How to Help Your Child Handle Stress
By Sandy Schroeder
In a turbulent world, a child’s stress may build quickly, and sometimes go unnoticed, in the midst of daily routines.
If there have been major changes, such as a move, divorce, or job loss that have impacted a child’s life, stress may become a more serious issue. Most children learn to handle a moderate amount of stress and bounce back from normal setbacks, but sometimes too many things happen all at once, or major events trigger new feelings.
If your child seems upset, look for these signs of stress.
- Less self-confidence
- Headaches or stomachaches
- Sleep or appetite changes
- Tendency to worry
- More school absences
- Lack of interest in normal activities
- Change in school effort
If several of these signs turn up, spend some extra time talking with your child to see what might be happening. If the symptoms persist, start with your doctor or pediatrician, and consider seeing a psychologist. At the same time, you can help your child with some simple steps.
Listen to your child – As your child talks about upsetting things, your willingness to listen and understand can help lower stress.
Look for causes – As you talk, you may spot stress triggers, identifying a bully, pressure in sports, or worries about family. Together you can work on solutions.
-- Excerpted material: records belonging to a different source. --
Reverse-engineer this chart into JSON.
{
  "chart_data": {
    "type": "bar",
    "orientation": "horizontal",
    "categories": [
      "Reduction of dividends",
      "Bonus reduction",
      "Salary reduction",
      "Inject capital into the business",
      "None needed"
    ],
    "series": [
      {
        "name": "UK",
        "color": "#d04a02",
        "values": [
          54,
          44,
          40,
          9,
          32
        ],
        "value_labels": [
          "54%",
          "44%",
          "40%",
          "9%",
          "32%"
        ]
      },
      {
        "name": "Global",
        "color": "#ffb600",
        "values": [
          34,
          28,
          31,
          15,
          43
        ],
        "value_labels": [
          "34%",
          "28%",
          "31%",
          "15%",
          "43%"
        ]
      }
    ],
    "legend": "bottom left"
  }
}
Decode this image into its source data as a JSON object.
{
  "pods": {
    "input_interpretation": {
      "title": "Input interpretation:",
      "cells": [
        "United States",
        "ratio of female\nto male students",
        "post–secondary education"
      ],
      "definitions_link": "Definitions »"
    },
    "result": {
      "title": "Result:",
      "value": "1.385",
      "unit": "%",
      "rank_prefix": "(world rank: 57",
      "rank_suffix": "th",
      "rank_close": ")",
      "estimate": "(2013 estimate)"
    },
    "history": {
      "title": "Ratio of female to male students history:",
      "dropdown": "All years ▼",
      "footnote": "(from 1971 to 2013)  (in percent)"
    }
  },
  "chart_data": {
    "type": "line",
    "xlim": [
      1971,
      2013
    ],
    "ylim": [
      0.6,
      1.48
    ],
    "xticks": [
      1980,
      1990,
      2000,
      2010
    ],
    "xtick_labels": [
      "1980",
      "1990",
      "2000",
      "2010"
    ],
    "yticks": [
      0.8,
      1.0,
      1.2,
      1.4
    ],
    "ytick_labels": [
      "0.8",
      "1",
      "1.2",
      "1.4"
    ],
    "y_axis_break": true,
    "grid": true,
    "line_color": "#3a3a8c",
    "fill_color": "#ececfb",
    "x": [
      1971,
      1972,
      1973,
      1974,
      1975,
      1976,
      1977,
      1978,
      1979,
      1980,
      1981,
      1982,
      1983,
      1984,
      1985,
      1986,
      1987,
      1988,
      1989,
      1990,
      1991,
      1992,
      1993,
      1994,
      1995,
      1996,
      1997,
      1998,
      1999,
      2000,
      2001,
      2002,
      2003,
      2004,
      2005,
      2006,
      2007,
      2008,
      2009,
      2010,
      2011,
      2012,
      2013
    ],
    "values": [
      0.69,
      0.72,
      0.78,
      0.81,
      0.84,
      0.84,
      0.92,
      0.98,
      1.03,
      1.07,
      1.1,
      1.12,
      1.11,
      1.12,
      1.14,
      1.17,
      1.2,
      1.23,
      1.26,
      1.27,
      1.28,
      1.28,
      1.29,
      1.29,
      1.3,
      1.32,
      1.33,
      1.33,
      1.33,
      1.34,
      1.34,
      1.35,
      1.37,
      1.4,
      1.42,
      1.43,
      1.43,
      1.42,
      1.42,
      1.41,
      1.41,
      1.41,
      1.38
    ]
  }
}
Support but don’t push – Being there to cheer at the soccer games is great. But don’t get so wrapped up in winning that the child feels bad if there’s a loss.
Give them power – When you can, encourage the child to work out solutions. That can erase some of the powerless feelings kids often have when stress hits.
Get moving – Take time after work to bike to the park, walk the dog, or shoot some hoops. Learning to use exercise to burn off stress is a great lifetime habit.
Create a balance – Look closer to see if meals have been hurried, evenings have been busy, and regular bedtime baths, reading or talking have been swallowed up by other pressures. Make the effort to slow everything down and get back to normal evening routines.
Being there for your kids and worrying about them can be stressful for you, too. Remember to take breaks when you can, and enlist help from others. Children watch everything we do; they quickly pick up on our tensions. The more relaxed and steady we can be, as we help them feel loved and supported, the better everyone will do.
As always, when symptoms persist, see your doctor and get assistance to work through the issues.